CIVIL E PROCESSUAL CIVIL. APELAÇÃO. AÇÃO DE RESSARCIMENTO. ACIDENTE DE TRÂNSITO. AUSÊNCIA DE PROVAS. INTELIGÊNCIA DO ART. 373, I, DO CPC. RECURSO IMPROVIDO.

1. Para que haja o direito à qualquer indenização era imprescindível a prova de que o acidente de trânsito tenha sido causado por culpa exclusiva da parte adversa, o que não ocorrera no caso em apreço, não se desincumbindo a parte autora de comprovar o fato constitutivo de seu direito, nos termos do art. 373, I, do CPC.

2. Sentença mantida.

 

 

 


RELATÓRIO


Trata-se de APELAÇÃO CÍVEL interposta pela PORTO SEGURO COMPANHIA DE SEGUROS GERAIS contra sentença proferida pelo Juízo da 5ª Vara Cível da Comarca de Teresina-PI, nos autos da Ação Sub-Rogatória de Ressarcimento de Indenização, promovida em face da BIO NATURE COSMETICOS LTDA - EPP.

A decisão (ID 14010488) sob comento consistiu, essencialmente, em julgar improcedente o pedido da inicial, com base no artigo 487, inciso I, do Código de Processo Civil.

Em suas razões, a parte autora, ora parte apelante, aduziu que o acidente em debate fora decorrente da inobservância do dever de cuidado pela parte apelada. Requer, ao final, a reforma da sentença para que sejam julgados procedente o pedido inicial (ID 14010489).

Regularmente intimada a parte requerida, ora parte apelada, apresentou suas contrarrazões, ocasião em que refutou as razões do recurso e pugnou pelo improvimento da apelação (ID 14010493).

O recurso foi recebido em seu duplo efeito.

Deixei de remeter os autos ao Ministério Público, por não vislumbrar interesse público que justifique sua atuação.

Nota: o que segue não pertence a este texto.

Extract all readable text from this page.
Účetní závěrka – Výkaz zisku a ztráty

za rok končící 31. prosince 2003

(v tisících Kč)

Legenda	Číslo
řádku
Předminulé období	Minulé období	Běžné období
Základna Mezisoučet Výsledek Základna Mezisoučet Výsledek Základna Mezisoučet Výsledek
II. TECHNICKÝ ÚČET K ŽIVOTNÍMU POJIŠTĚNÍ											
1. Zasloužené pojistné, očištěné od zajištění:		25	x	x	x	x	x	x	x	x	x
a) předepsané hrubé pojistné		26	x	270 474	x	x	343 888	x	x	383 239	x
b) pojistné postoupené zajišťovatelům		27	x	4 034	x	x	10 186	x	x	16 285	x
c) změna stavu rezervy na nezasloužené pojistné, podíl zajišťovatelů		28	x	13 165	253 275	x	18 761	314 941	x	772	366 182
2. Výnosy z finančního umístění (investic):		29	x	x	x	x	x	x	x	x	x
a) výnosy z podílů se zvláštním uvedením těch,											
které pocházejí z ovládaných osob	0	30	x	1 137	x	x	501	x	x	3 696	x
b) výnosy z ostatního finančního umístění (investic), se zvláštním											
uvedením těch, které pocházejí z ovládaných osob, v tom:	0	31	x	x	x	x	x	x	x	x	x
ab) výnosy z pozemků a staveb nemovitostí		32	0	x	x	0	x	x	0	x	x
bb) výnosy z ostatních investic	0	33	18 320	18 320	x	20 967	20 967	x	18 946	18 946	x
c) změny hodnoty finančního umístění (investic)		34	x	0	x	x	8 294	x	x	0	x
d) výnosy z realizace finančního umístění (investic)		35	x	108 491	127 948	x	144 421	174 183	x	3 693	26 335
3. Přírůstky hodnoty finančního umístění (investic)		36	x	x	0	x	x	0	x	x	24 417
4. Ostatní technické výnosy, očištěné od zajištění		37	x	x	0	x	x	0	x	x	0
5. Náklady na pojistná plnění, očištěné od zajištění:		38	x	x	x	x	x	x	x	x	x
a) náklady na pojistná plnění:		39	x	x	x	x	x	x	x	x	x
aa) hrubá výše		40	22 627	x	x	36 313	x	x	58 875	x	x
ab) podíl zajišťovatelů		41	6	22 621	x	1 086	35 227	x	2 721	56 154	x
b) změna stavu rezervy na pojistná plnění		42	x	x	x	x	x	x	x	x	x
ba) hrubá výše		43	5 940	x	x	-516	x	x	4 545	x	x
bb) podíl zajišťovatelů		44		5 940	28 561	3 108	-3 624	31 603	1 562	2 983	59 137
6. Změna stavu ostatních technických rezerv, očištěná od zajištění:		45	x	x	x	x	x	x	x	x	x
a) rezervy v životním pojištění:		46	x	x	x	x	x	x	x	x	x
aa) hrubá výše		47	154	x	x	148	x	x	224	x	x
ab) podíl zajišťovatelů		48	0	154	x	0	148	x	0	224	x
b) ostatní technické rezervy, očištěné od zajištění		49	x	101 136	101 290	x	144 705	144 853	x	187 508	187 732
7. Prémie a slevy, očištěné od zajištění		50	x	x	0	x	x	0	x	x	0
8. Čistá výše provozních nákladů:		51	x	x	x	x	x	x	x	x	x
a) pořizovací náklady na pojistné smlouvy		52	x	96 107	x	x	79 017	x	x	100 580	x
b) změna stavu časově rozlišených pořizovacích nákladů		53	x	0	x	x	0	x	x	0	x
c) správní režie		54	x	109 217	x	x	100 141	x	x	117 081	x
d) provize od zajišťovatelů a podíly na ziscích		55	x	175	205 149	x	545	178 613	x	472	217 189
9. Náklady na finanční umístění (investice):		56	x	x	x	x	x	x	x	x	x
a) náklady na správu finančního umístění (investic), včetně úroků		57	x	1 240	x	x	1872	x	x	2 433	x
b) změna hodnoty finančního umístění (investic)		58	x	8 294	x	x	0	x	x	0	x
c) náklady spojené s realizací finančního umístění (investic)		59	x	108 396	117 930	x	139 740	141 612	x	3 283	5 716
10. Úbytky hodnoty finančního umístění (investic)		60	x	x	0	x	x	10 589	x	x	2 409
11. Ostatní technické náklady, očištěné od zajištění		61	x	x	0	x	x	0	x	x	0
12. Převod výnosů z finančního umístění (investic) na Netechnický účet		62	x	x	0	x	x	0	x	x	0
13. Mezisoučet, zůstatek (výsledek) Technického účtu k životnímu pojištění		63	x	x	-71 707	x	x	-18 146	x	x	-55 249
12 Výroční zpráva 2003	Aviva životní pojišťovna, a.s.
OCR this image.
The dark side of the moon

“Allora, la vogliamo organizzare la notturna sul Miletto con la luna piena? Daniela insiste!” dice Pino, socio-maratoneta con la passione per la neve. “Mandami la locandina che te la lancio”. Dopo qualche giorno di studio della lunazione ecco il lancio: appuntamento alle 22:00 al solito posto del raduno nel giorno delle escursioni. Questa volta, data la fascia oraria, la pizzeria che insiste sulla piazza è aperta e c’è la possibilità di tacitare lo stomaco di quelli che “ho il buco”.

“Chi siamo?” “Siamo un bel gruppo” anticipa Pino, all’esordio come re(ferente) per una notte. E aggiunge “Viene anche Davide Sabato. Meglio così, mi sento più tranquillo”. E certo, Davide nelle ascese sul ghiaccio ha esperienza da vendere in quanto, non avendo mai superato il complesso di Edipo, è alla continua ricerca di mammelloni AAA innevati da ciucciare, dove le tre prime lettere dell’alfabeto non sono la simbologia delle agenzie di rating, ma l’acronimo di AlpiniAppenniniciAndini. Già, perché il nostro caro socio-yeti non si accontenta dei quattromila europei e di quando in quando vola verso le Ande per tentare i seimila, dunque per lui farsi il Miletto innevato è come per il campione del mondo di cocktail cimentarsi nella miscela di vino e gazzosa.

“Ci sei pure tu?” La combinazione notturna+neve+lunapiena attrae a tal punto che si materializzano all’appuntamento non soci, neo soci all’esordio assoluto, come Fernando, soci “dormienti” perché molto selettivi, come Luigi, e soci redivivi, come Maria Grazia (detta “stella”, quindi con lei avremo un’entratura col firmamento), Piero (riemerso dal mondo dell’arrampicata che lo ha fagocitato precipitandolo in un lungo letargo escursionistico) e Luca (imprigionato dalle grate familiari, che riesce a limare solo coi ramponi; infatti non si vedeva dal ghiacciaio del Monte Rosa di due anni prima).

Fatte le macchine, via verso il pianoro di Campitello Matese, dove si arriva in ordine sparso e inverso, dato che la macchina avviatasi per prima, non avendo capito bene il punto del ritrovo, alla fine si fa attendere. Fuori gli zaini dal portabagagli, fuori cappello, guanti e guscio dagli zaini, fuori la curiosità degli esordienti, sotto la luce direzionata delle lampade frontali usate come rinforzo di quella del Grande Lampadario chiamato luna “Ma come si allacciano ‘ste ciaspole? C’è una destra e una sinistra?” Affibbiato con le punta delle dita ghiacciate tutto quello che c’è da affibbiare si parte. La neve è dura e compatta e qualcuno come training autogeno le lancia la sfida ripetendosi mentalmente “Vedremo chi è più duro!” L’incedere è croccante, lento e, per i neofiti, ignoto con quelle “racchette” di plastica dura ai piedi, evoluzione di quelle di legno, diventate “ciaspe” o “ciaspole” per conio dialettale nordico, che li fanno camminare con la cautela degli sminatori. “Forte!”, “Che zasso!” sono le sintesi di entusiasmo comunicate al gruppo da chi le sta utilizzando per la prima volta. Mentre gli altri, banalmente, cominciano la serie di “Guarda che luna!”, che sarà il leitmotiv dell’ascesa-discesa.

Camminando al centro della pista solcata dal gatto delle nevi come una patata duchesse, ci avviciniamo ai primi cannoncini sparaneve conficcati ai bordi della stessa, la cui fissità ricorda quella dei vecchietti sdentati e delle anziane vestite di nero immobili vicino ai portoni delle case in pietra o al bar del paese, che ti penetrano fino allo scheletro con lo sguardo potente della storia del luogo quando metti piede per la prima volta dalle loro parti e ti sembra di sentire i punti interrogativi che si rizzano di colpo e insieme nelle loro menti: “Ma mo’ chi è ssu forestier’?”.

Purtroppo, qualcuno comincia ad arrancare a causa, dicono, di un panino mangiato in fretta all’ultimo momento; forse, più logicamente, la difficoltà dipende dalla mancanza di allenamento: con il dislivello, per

É, em síntese, o relatório.

Inclua-se em pauta virtual.



 


VOTO


 


                   O Senhor Desembargador MANOEL DE SOUSA DOURADO (Relator)

 

I – EXAME DOS REQUISITOS DE ADMISSIBILIDADE DO RECURSO

De início, julgo que o presente recurso deve ser conhecido, tendo em vista o cumprimento de seus requisitos intrínsecos e extrínsecos de admissibilidade.

Dessa forma, conheço, pois, do presente recurso.

 

II – DO MÉRITO RECURSAL

Na espécie, cinge-se a controvérsia recursal quanto à possibilidade de a parte apelante ser ressarcida dos valores que pagou em virtude dos prejuízos no veículo de sua cliente ocasionados pelo acidente causado por culpa da parte requerida.

De início, oportuno destacar que a parte apelante apresentou como prova de suas alegações, apenas, o respectivo boletim de ocorrência.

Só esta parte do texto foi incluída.